The basement of the Hangay Mountains consists of Archean to Early Proterozoic metamorphic rocks unconformably overlain by Cambrian to Devonian strata. Both the crystalline and sedimentary rocks were intruded by Permian and Jurassic granitoids and deformed during a major Late Paleozoic compressional event. Oligocene to recent clastic rocks that include paleosol sequences are commonly intercalated with volcanic flows in small basin depocenters in the center of the dome and along its flanks.

Mafic Volcanic Rocks




Within the Hangay Dome there are over 200 distinct Oligocene to Holocene volcanic centers and associated alkalic-basalt flows. Ages range from 33 Ma to 5 Ka, and occur over a vertical range of nearly 2 km. The flows show increasing amounts of tilt on the flanks of the Hangay dome, due to uplift post emplacement.

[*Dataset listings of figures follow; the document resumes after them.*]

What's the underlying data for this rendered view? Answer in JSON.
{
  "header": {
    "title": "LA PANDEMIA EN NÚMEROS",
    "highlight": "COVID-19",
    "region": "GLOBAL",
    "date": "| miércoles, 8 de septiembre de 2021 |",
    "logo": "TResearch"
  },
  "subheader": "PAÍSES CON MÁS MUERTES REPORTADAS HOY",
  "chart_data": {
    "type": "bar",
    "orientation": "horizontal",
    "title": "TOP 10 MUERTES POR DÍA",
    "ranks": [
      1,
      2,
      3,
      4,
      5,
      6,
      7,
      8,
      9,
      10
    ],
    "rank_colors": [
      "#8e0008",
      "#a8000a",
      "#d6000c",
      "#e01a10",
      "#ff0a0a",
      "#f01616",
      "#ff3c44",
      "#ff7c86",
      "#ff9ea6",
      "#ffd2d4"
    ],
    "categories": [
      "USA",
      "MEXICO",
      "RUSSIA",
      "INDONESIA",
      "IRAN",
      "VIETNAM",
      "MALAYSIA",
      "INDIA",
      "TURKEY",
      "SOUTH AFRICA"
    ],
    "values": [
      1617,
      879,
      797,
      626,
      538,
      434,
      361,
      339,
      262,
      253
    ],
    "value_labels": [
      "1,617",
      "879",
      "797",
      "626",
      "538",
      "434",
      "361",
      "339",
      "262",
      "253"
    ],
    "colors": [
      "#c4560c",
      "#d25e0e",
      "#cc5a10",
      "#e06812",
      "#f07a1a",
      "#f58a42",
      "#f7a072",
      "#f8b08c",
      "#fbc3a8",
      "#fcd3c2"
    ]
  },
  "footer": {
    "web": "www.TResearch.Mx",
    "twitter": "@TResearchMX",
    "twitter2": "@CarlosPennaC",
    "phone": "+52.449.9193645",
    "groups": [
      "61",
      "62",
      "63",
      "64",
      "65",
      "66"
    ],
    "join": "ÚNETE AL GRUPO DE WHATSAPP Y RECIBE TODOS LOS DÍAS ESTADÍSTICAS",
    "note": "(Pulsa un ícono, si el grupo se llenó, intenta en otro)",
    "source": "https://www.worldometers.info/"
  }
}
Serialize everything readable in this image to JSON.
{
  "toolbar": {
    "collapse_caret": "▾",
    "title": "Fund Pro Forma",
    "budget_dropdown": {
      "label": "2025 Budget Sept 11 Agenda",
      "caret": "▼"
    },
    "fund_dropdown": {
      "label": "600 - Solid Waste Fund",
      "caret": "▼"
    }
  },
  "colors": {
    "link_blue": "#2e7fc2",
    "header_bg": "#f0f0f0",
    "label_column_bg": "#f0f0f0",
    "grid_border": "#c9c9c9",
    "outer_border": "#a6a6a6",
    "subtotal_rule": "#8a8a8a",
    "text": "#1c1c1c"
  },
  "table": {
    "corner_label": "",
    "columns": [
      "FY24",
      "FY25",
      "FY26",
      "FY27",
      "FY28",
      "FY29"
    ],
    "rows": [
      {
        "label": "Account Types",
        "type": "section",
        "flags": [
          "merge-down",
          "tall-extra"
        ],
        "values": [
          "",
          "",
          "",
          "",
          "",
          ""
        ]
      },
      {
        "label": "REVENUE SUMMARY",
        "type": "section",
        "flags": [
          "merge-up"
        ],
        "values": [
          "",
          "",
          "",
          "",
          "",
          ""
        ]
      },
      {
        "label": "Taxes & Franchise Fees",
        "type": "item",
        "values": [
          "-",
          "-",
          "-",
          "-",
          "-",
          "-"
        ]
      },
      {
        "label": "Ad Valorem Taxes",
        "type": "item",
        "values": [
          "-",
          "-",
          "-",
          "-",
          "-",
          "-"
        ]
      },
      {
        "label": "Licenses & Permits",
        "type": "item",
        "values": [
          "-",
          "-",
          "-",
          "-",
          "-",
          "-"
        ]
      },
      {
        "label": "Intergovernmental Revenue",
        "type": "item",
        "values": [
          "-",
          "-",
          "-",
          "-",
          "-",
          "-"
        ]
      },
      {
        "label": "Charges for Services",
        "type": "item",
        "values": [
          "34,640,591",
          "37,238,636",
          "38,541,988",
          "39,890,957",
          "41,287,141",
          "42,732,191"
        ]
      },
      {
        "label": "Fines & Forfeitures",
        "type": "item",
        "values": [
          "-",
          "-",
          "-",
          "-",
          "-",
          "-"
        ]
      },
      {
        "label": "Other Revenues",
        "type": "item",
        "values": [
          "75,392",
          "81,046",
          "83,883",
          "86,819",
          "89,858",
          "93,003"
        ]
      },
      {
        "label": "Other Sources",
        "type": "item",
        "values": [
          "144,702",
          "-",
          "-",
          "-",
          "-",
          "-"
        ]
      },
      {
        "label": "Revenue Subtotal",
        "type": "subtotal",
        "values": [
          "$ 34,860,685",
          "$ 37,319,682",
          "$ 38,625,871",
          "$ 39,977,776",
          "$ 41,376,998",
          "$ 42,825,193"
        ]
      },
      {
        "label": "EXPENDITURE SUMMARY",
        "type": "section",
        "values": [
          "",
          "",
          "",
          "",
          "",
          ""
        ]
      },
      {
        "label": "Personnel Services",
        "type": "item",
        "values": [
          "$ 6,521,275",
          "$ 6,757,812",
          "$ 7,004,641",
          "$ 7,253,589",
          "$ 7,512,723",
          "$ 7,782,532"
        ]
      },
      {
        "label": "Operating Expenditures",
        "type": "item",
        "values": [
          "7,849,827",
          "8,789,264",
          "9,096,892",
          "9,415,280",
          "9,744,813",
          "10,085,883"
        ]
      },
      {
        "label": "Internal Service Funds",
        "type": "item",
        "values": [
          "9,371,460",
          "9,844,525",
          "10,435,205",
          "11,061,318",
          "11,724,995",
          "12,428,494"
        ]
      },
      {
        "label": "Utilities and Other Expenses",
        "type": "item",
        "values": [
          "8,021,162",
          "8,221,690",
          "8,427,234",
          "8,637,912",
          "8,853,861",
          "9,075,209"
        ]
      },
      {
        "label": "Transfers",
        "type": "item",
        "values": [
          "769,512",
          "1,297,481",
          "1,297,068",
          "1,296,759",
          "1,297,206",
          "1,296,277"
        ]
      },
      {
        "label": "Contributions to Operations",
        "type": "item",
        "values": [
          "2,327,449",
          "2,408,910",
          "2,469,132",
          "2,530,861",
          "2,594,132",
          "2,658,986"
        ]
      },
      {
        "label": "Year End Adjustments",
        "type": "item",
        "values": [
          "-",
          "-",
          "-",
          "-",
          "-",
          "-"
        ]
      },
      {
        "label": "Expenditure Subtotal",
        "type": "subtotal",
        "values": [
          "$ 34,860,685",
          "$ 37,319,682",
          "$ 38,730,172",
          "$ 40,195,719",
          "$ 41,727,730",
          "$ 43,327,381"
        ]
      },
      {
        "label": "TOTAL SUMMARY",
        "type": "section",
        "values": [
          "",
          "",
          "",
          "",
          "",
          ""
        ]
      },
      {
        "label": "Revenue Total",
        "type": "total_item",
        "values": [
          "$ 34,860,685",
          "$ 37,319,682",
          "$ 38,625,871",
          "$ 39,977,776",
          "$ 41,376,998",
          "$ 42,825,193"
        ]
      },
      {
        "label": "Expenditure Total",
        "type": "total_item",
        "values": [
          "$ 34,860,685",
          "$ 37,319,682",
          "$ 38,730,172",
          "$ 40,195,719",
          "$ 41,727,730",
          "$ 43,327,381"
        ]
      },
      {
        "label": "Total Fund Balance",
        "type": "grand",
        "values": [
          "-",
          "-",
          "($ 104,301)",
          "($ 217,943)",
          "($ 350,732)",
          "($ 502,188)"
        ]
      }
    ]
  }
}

The origin of the volcanic rocks has been attributed to magmatism associated with a deep mantle plume or melting of metasomatized lithosphere. Many of the volcanic centers contain abundant mantle and crustal xenoliths.

Structure and Tectonics

Some of the world’s largest recorded intracontinental earthquakes have occurred in this portion of Mongolia, including four with magnitudes >8 during the 20th century. These large events occurred on major strike-slip and thrust faults exposed north, west, and south of the Hangay dome. Faulting in the Hangay dome itself is marked by modest predominantly normal-style displacements.


The Hangay Dome is capped by a regionally extensive, paleo-erosional surface of inferred Late Cretaceous age. Surface correlation with counterparts in the basins south and west of the Hangay suggests that it has been uplifted ~2000 m and the surface morphology of the range suggests that the doming and uplift is relatively recent. The continental drainage divide separating waters flowing into Lake Baikal and the Arctic Ocean from waters flowing into the closed Mongolia Depression of Lakes and the Gobi Desert is a northwest-trending belt of flat- topped peaks running across the axis of the Hangay Dome.


A morphologically distinct species of grayling (Thymallus brevirostris) exists in the Mongolian Depression of Lakes, suggesting that this freshwater genus, common to circum-Arctic Ocean rivers split into geographically isolated populations when outflow from the Mongolia Depression of Lakes ceased. Epeirogenic uplift of the Hovsgol and Hangay regions is most likely to have caused the blockage of northeastward flowing waters out of the Mongolia Depression of Lakes, ultimately leading to the isolation and speciation of T. brevirostris from an ancestral Thymallus lineage.